ECONOMICS Flashcards
Define Economics
The study of the allocation of scarce resources among alternative uses.
From a business perspective, economics is concerned with studying the production, distribution and consumption of goods and services, generally so as to maximize desired outcomes.
Define MicroEconomics
Studies the economic activities of distinct decision-making entities, including individuals, households and business firms.
Define MacroEconomics
Studies the economic activities and outcomes of a group of entities taken together, typically of an entire nation or major sectors of a national economy.
Define International Economics
Studies economic activities that occur between nations and outcomes that result from these activities.
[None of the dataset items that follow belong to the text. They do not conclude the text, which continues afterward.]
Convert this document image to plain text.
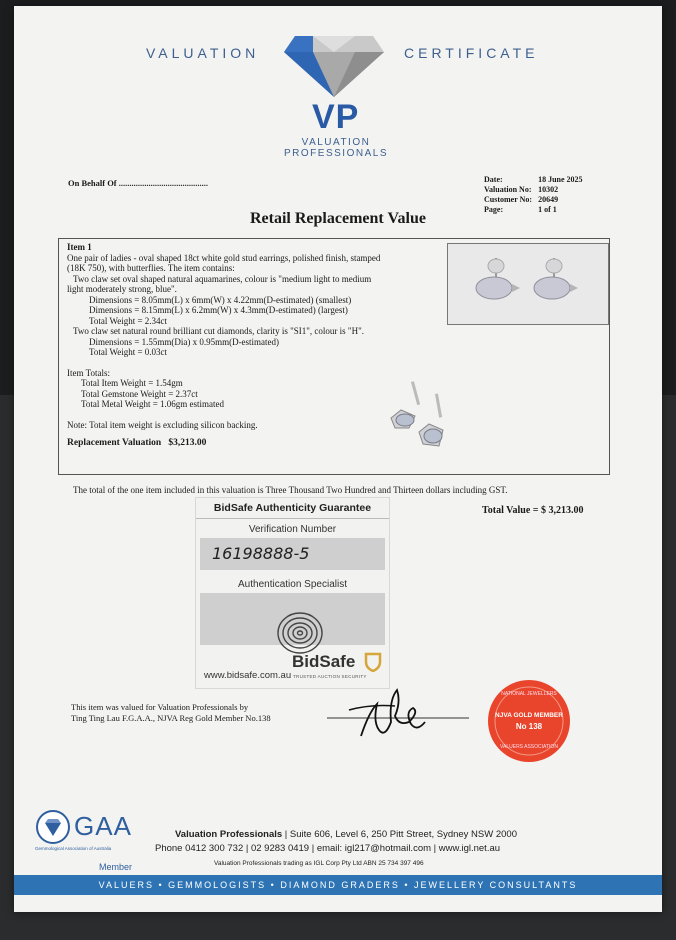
VALUATION	CERTIFICATE
VP
VALUATION
PROFESSIONALS
On Behalf Of ..........................................	Date:	18 June 2025
Valuation No:	10302
Customer No:	20649
Page:	1 of 1
Retail Replacement Value
Item 1
One pair of ladies - oval shaped 18ct white gold stud earrings, polished finish, stamped
(18K 750), with butterflies. The item contains:
Two claw set oval shaped natural aquamarines, colour is "medium light to medium
light moderately strong, blue".
Dimensions = 8.05mm(L) x 6mm(W) x 4.22mm(D-estimated) (smallest)
Dimensions = 8.15mm(L) x 6.2mm(W) x 4.3mm(D-estimated) (largest)
Total Weight = 2.34ct
Two claw set natural round brilliant cut diamonds, clarity is "SI1", colour is "H".
Dimensions = 1.55mm(Dia) x 0.95mm(D-estimated)
Total Weight = 0.03ct
Item Totals:
Total Item Weight = 1.54gm
Total Gemstone Weight = 2.37ct
Total Metal Weight = 1.06gm estimated
Note: Total item weight is excluding silicon backing.
Replacement Valuation $3,213.00
The total of the one item included in this valuation is Three Thousand Two Hundred and Thirteen dollars including GST.
Total Value = $ 3,213.00
BidSafe Authenticity Guarantee
Verification Number
16198888-5
Authentication Specialist
www.bidsafe.com.au
BidSafe
TRUSTED AUCTION SECURITY
This item was valued for Valuation Professionals by
Ting Ting Lau F.G.A.A., NJVA Reg Gold Member No.138
NATIONAL JEWELLERS
NJVA GOLD MEMBER
No 138
VALUERS ASSOCIATION
GAA
Gemmological Association of Australia
Member
Valuation Professionals | Suite 606, Level 6, 250 Pitt Street, Sydney NSW 2000
Phone 0412 300 732 | 02 9283 0419 | email: igl217@hotmail.com | www.igl.net.au
Valuation Professionals trading as IGL Corp Pty Ltd ABN 25 734 397 496
VALUERS • GEMMOLOGISTS • DIAMOND GRADERS • JEWELLERY CONSULTANTS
What is a command economic system?
A system in which the government largely determines the production, distribution and consumption of goods and services. Ex. Communism and Socialism
What is a Market (Free-Enterprise) economic system?
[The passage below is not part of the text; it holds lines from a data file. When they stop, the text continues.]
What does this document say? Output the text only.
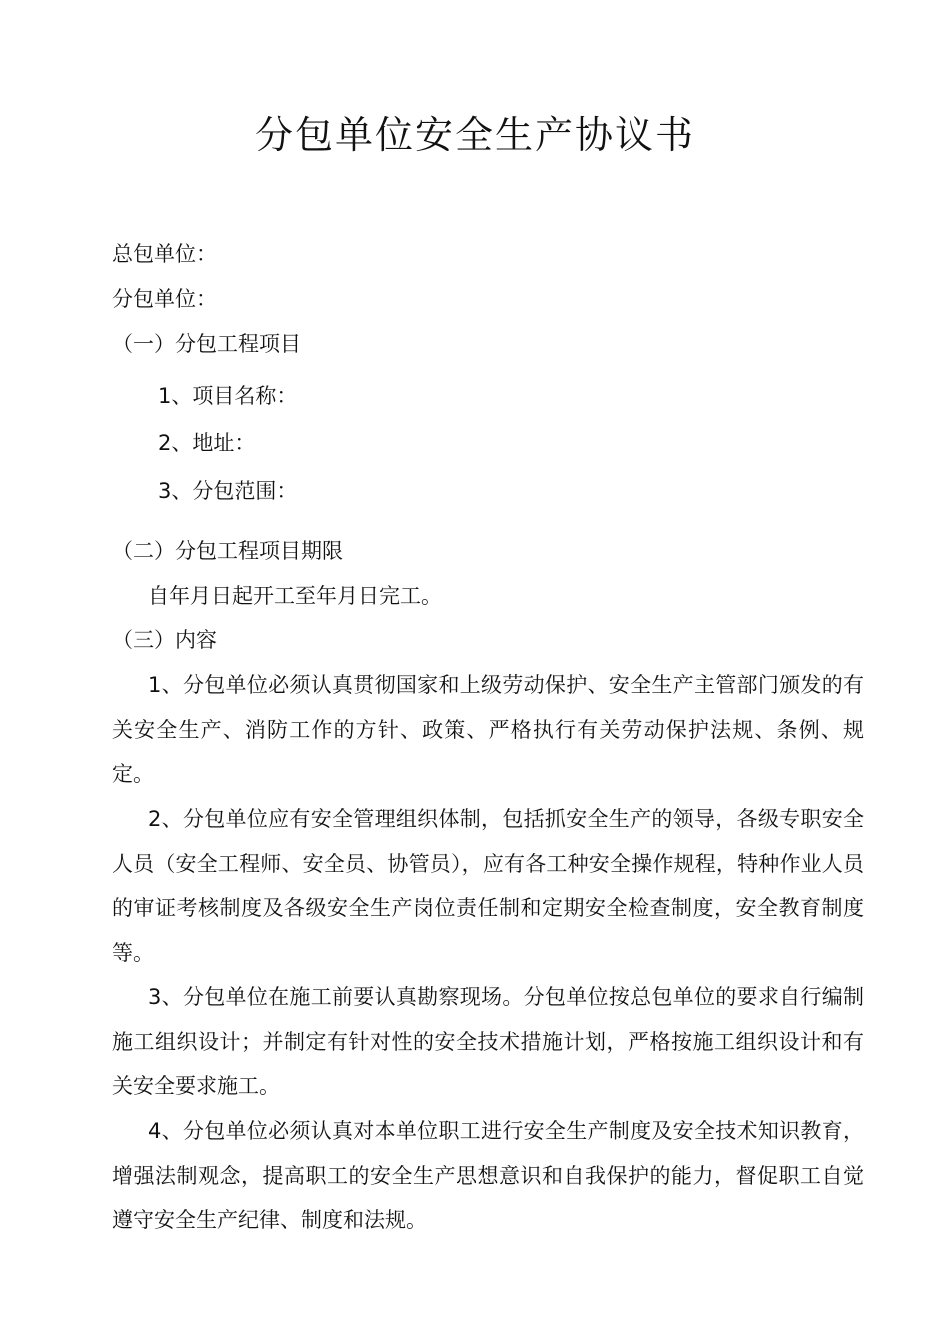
分包单位安全生产协议书
总包单位：
分包单位：
（一）分包工程项目
1、项目名称：
2、地址：
3、分包范围：
（二）分包工程项目期限
自年月日起开工至年月日完工。
（三）内容

1、分包单位必须认真贯彻国家和上级劳动保护、安全生产主管部门颁发的有关安全生产、消防工作的方针、政策、严格执行有关劳动保护法规、条例、规定。

2、分包单位应有安全管理组织体制，包括抓安全生产的领导，各级专职安全人员（安全工程师、安全员、协管员），应有各工种安全操作规程，特种作业人员的审证考核制度及各级安全生产岗位责任制和定期安全检查制度，安全教育制度等。

3、分包单位在施工前要认真勘察现场。分包单位按总包单位的要求自行编制施工组织设计；并制定有针对性的安全技术措施计划，严格按施工组织设计和有关安全要求施工。

4、分包单位必须认真对本单位职工进行安全生产制度及安全技术知识教育，增强法制观念，提高职工的安全生产思想意识和自我保护的能力，督促职工自觉遵守安全生产纪律、制度和法规。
A system in which individuals, businesses and other distinct entities determine production, distribution and consumption in an open (free) market.
Ex. Capitalism
Distinguish between a change in quantity demanded and a change in demand.
A change in quantity demanded is movement along a given demand curve as a result of a change in price obly. A change in demand is a shift in a demand curve as a result of changes in variables other than price.
Define demand
Desire, willingness, and ability to acquire a commodity (good or service).
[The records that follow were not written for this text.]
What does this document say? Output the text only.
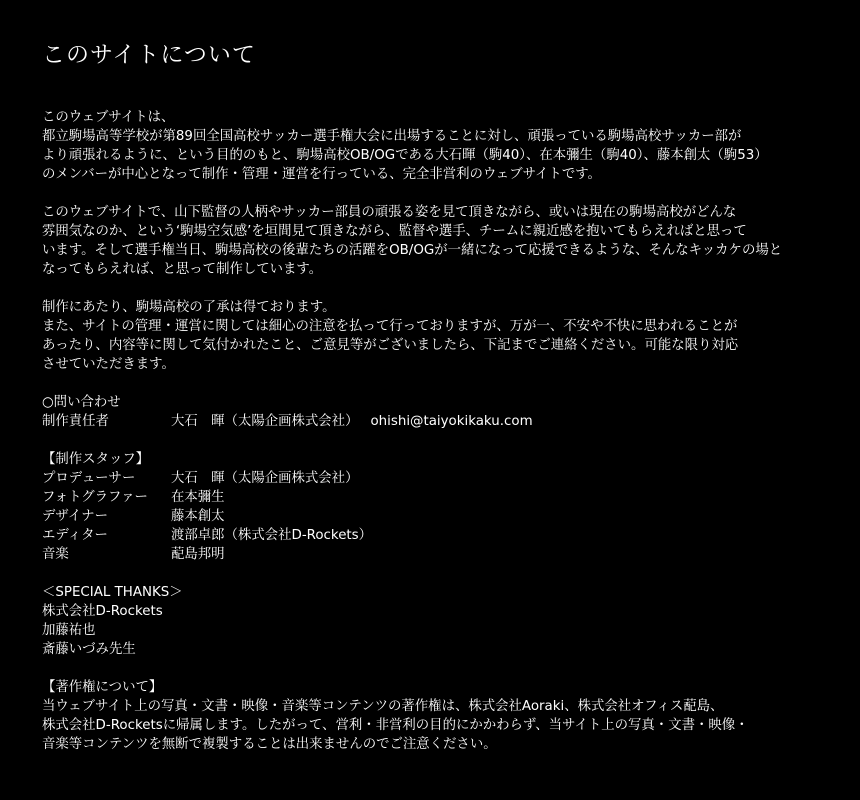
このサイトについて
このウェブサイトは、
都立駒場高等学校が第89回全国高校サッカー選手権大会に出場することに対し、頑張っている駒場高校サッカー部が
より頑張れるように、という目的のもと、駒場高校OB/OGである大石暉（駒40）、在本彌生（駒40）、藤本創太（駒53）
のメンバーが中心となって制作・管理・運営を行っている、完全非営利のウェブサイトです。
このウェブサイトで、山下監督の人柄やサッカー部員の頑張る姿を見て頂きながら、或いは現在の駒場高校がどんな
雰囲気なのか、という‘駒場空気感’を垣間見て頂きながら、監督や選手、チームに親近感を抱いてもらえればと思って
います。そして選手権当日、駒場高校の後輩たちの活躍をOB/OGが一緒になって応援できるような、そんなキッカケの場と
なってもらえれば、と思って制作しています。
制作にあたり、駒場高校の了承は得ております。
また、サイトの管理・運営に関しては細心の注意を払って行っておりますが、万が一、不安や不快に思われることが
あったり、内容等に関して気付かれたこと、ご意見等がございましたら、下記までご連絡ください。可能な限り対応
させていただきます。
○問い合わせ
制作責任者	大石　暉（太陽企画株式会社） ohishi@taiyokikaku.com
【制作スタッフ】
プロデューサー	大石　暉（太陽企画株式会社）
フォトグラファー	在本彌生
デザイナー	藤本創太
エディター	渡部卓郎（株式会社D-Rockets）
音楽	蓜島邦明
＜SPECIAL THANKS＞
株式会社D-Rockets
加藤祐也
斎藤いづみ先生
【著作権について】
当ウェブサイト上の写真・文書・映像・音楽等コンテンツの著作権は、株式会社Aoraki、株式会社オフィス蓜島、
株式会社D-Rocketsに帰属します。したがって、営利・非営利の目的にかかわらず、当サイト上の写真・文書・映像・
音楽等コンテンツを無断で複製することは出来ませんのでご注意ください。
What are the factors that change market demand?
Size of market, income or wealth of market participants, preferences of market participants, change in prices of other goods and services.
Define Supply
The quantity of a commodity (good or service) that will be provided at alternative prices during a specified time.
What are four variables that change aggregate supply?
Number of providers, Costs of inputs, Government taxation or subsidization, Technological advances.
Formula for Elasticity of Demand
Percentage change in quantity demanded divided by Percentage change in price
How does the elasticity of demand outcome determine total revenue.
If elastic and price increases, then TR decreases. If elastic and price decreases, then TR increases.
If inelastic and price increases, then TR increases. If inelastic and price decreases, then TR decreases.
Define marginal utility
The utility derived from each (additional ) marginal unit (i.e., from the last unit acquired).
Define the law of diminishing marginal utility
Decreasing utility (satisfaction) is derived from each additional (marginal) unit of a commodity acquired.
Describe economies of scale (also called increasing return to scale).
The long-run average cost curve is decreasing reflecting that the quantity of output is increasing in greater proportion than the increase in inputs, largely due to specialization of labor and equipment.
Define the law of diminishing returns.
The short-run economic concept under which the quantity of variable inputs begins to overwhelm the fixed factors, resulting in inefficiencies and diminishing returns on marginal units of variable inputs.
What are the characteristics of a perfectly competitive market?
Large number of independent buyers and sellers, all firms sell a homogeneous product or service, each selling firm is too small to separately affect the price of the commodity, buyers and sellers have perfect information, government does not set prices. Market entry and exit are easy.
How are long-run profits determined for a firm in perfect competition?
No long-run profits are possible in a perfectly competitive market. If profits are made in the short run, more firms will enter the market and increase supply, thus decreasing market price until all firms just break even.
What are the market characteristics of a perfect Monopoly.
A single seller, a commodity for which there are no close substitutes, restricted entry into the market.